= Self-complementary adeno-associated virus =

Self-complementary adeno-associated virus (scAAV) is a viral vector engineered from the naturally occurring adeno-associated virus (AAV) to be used as a tool for gene therapy. Use of recombinant AAV (rAAV) has been successful in clinical trials addressing a variety of diseases. This lab-made progeny of rAAV is termed "self-complementary" because the coding region has been designed to form an intra-molecular double-stranded DNA template. A rate-limiting step for the standard AAV genome involves the second-strand synthesis since the typical AAV genome is a single-stranded DNA template. However, this is not the case for scAAV genomes: upon infection, rather than waiting for cell mediated synthesis of the second strand, the two complementary halves of scAAV will associate to form one double stranded DNA (dsDNA) unit that is ready for immediate replication and transcription, crucially allowing for faster expression of the viral payload. The caveat of this expediated construction is that instead of the full coding capacity found in rAAV (4.7–6kb) scAAV can only hold about half of that amount (≈2.4kb).
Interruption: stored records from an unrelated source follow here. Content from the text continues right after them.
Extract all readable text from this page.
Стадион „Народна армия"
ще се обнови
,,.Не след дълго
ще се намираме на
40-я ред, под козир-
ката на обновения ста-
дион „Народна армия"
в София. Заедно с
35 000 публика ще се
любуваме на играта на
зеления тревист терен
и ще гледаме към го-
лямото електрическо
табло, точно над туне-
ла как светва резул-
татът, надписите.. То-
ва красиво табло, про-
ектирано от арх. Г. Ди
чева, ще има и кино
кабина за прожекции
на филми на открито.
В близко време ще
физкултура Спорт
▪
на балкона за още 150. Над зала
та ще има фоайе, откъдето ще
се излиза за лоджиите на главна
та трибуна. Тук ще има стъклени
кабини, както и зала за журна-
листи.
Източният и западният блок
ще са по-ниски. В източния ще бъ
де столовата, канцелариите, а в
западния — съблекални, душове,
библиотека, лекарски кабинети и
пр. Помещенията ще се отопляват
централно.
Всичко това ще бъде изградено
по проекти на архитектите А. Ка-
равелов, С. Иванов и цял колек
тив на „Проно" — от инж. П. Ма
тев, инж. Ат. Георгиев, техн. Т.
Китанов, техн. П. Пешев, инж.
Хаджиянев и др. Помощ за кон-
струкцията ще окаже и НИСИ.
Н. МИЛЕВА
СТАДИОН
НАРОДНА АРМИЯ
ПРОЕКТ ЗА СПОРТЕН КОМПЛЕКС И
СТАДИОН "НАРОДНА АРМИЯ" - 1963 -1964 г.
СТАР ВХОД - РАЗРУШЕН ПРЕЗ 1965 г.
In gene therapy application utilizing rAAV, the virus transduces the cell with a single stranded DNA (ssDNA) flanked by two inverted terminal repeats (ITRs). These ITRs form hairpins at the end of the sequence to serve as primers to initiate synthesis of the second strand before subsequent steps of infection can begin. The second strand synthesis is considered to be one of several blocks to efficient infection. Additional advantages of scAAV include increased and prolonged transgene expression in vitro and in vivo, as well as "higher in vivo DNA stability and more effective circularization."

==In gene therapy==

scAAV is an attractive vector for use in gene therapy for many reasons. Its parent vector, AAV, is already being used in clinical trials. Due to a variety of scAAV serotypes available, scientists can choose a serotype which has properties desirable for their therapy. Selecting only a subset of cells improves specificity and lowers the risk of being inhibited by the immune system. Different scAAV and AAV serotypes can efficiently transfect a variety of cellular targets. Like all vector-based approaches to gene therapy, one obstacle in translating therapies from pre-clinical trials into a human clinical application will be the production of large quantities of highly concentrated virus. One disadvantage that scAAV faces is that due to robust gene expression, transgene products delivered via scAAV elicit a stronger immune response than those same transgenes delivered via a single-stranded AAV vector.

==Virus classification==

Like AAV, scAAV is a member of the family Parvoviridae, commonly known as parvoviruses. These viruses are nonenveloped, single-strand DNA (ssDNA) viruses. Within Parvoviridae, scAAV further belongs to the Dependovirus genus, characteristically defined by an inability to replicate on their own. In nature, these viruses depend on another virus to provide replication machinery; adeno-associated virus can only replicate during an active infection of adenovirus or some types of herpesvirus. In lab use, this obstacle is overcome by addition of the helper plasmids, which exogenously expresses replication genes which AAV itself lacks.

==Viral replication==

As a dependovirus, scAAV remains in a latent state within the cell until the cell experiences certain permissive conditions. These can include presence of a helper virus infection (such as adenovirus) or other toxic events such as exposure to UV light or carcinogens. Because the endogenous rep ORF has been replaced with transgene, exogenously provided rep genes encode the proteins required for genome replication and other viral life cycle components. The ITRs located 5' and 3' of the viral genome serve as the origin of replication.

==Viral packaging==

Like the rep ORF, scAAV's cap ORF has been replaced by transgene and therefore is provided exogenously in a lab environment. The genes encoded in this ORF build capsid proteins and are responsible (along with intracellular processing) for conveying target specificity. Rep proteins participate in the integration of the genome into preformed capsids. Despite the fact that scAAV is designed to form dsDNA upon infection, the two complementary strands are not packaged in a double stranded manner. Parvoviruses package their viral genome such that the ssDNA bases come in contact with the amino acids on the inside of the viral capsid. Thus the sequence of scAAV is likely unwound by a virally encoded DNA helicase before being packaged into viral protein capsid.